According to Stanovaya, the maximalist demands circulated by pro-Kremlin hawks indicate Putin’s willingness to fight on in the war if he does not get what he wants from Trump.
“They are not looking for negotiations for the sake of negotiations. They are looking for understanding in Washington in the West that Ukraine has lost the war,” she said in an interview. “This is Russia’s view: We can continue to fight further. We will lose people, and it’s going to cost a lot, but we will do this and we will do this for decades if we need.”
Stanovaya said Putin was less concerned with international recognition of Russia’s annexations of Ukrainian territory than with establishing Russian dominance over Ukraine.
“The main thing is a friendly Ukraine. Kyiv should capitulate and admit that it has lost the war and stop resisting,” she said.
But there are risks for Putin, notably due to the growing strain on Russia’s economy and the steep cost of the war, that could be further exacerbated if Trump follows through on his sanctions threat. Interest rates and inflation are already soaring, with big business warning that massive corporate debt could lead to bankruptcies.

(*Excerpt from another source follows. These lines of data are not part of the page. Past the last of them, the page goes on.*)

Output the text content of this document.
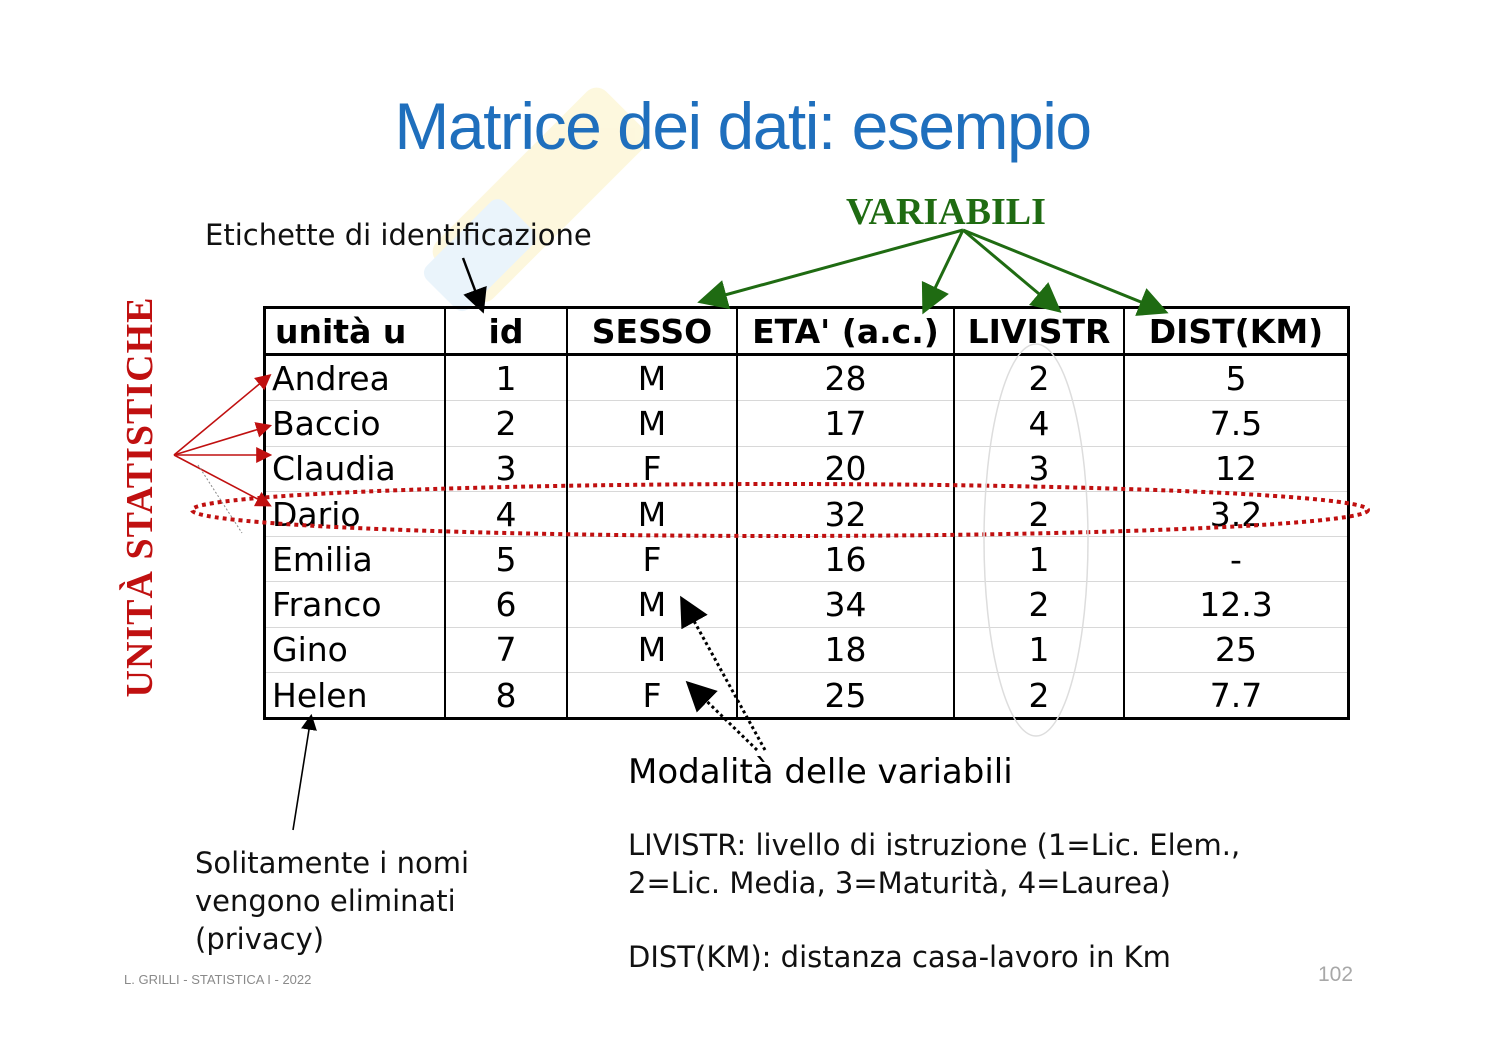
Matrice dei dati: esempio
VARIABILI
Etichette di identificazione
UNITÀ STATISTICHE	unità u	id	SESSO	ETA' (a.c.)	LIVISTR	DIST(KM)
Andrea	1	M	28	2	5
Baccio	2	M	17	4	7.5
Claudia	3	F	20	3	12
Dario	4	M	32	2	3.2
Emilia	5	F	16	1	-
Franco	6	M	34	2	12.3
Gino	7	M	18	1	25
Helen	8	F	25	2	7.7
Modalità delle variabili
Solitamente i nomi
vengono eliminati
(privacy)
LIVISTR: livello di istruzione (1=Lic. Elem.,
2=Lic. Media, 3=Maturità, 4=Laurea)
DIST(KM): distanza casa-lavoro in Km
L. GRILLI - STATISTICA I - 2022	102
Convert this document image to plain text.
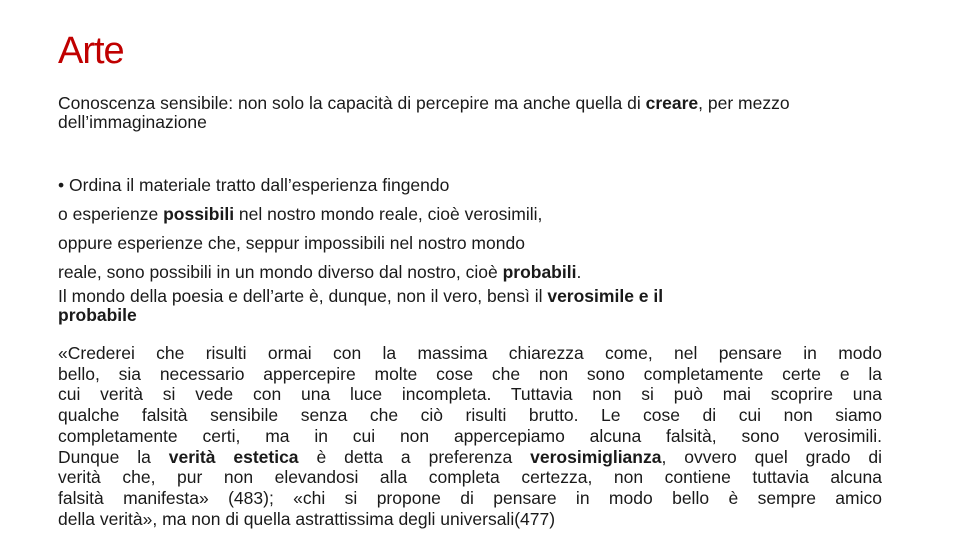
Arte
Conoscenza sensibile: non solo la capacità di percepire ma anche quella di creare, per mezzo dell’immaginazione
• Ordina il materiale tratto dall’esperienza fingendo
o esperienze possibili nel nostro mondo reale, cioè verosimili,
oppure esperienze che, seppur impossibili nel nostro mondo
reale, sono possibili in un mondo diverso dal nostro, cioè probabili.
Il mondo della poesia e dell’arte è, dunque, non il vero, bensì il verosimile e il
probabile
«Crederei che risulti ormai con la massima chiarezza come, nel pensare in modo
bello, sia necessario appercepire molte cose che non sono completamente certe e la
cui verità si vede con una luce incompleta. Tuttavia non si può mai scoprire una
qualche falsità sensibile senza che ciò risulti brutto. Le cose di cui non siamo
completamente certi, ma in cui non appercepiamo alcuna falsità, sono verosimili.
Dunque la verità estetica è detta a preferenza verosimiglianza, ovvero quel grado di
verità che, pur non elevandosi alla completa certezza, non contiene tuttavia alcuna
falsità manifesta» (483); «chi si propone di pensare in modo bello è sempre amico
della verità», ma non di quella astrattissima degli universali(477)
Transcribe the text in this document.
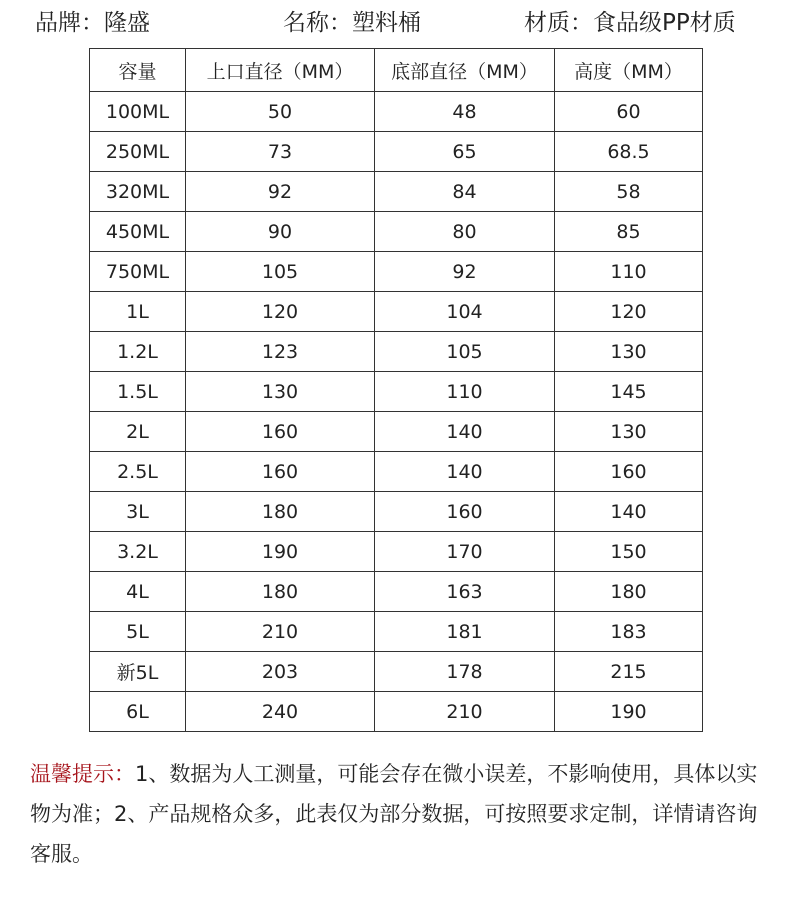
品牌：隆盛	名称：塑料桶	材质：食品级PP材质
容量	上口直径（MM）	底部直径（MM）	高度（MM）
100ML	50	48	60
250ML	73	65	68.5
320ML	92	84	58
450ML	90	80	85
750ML	105	92	110
1L	120	104	120
1.2L	123	105	130
1.5L	130	110	145
2L	160	140	130
2.5L	160	140	160
3L	180	160	140
3.2L	190	170	150
4L	180	163	180
5L	210	181	183
新5L	203	178	215
6L	240	210	190
温馨提示：1、数据为人工测量，可能会存在微小误差，不影响使用，具体以实物为准；2、产品规格众多，此表仅为部分数据，可按照要求定制，详情请咨询客服。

Meanwhile, 40 percent of budget spending goes to the military and security agencies.
A major danger for Putin is the possibility that Trump could ramp up economic pressure on Russia by driving down oil prices, with his “drill, baby, drill” mantra, as well as his threat Wednesday that he would impose ever tougher new sanctions to bring Putin to the negotiating table.
“He should make a deal. I think he’s destroying Russia by not making a deal,” Trump said about Putin earlier this week, adding that Russia was “in big trouble.”
Markov, the pro-Kremlin analyst, said a call between Trump and Putin would unblock the dialogue between Moscow and Washington, establish a working group on Ukraine and pave the way for a summit meeting.
“At this meeting, they won’t be able to reach a compromise on the Ukraine problem but they will find a compromise on other questions,” he said, adding that he was hopeful about possible concessions from Trump, for example reinstating the ban on Kyiv using Western missiles to target Russia. Last year, Trump strongly criticized the Biden administration’s easing of restrictions on the use of Western weapons.
Despite Trump’s tough talk, some in his Republican Party believe that if the leaders meet, Putin will secure the deal he wants from the American president. “Trump will demonstrate he ended the war. But he’ll capitulate. Putin will get what he wants,” said a Russia-sympathetic Republican Party operative on the condition of anonymity to speak frankly.
Trump’s rhetoric before and during the inauguration also caught the attention of many as he talked about acquiring new territories for the United States, namely the Panama Canal and the island of Greenland, which is part of NATO ally Denmark.
Such moves chime with Putin’s worldview, where the leaders of a few powerful nations carve out deals at the expense of smaller nations, and territorial expansion based on economic threats and potentially military force is the new normal.
The view is that this U.S. administration will break with the post-World War II rules-based order that outlawed the use of force to change borders, and so will find common cause with Putin’s Ukrainian land grab.
“The statements of Trump show that the old rules don’t work anymore, including for the United States,” said the academic. “The U.S. can make territorial claims on its allies.”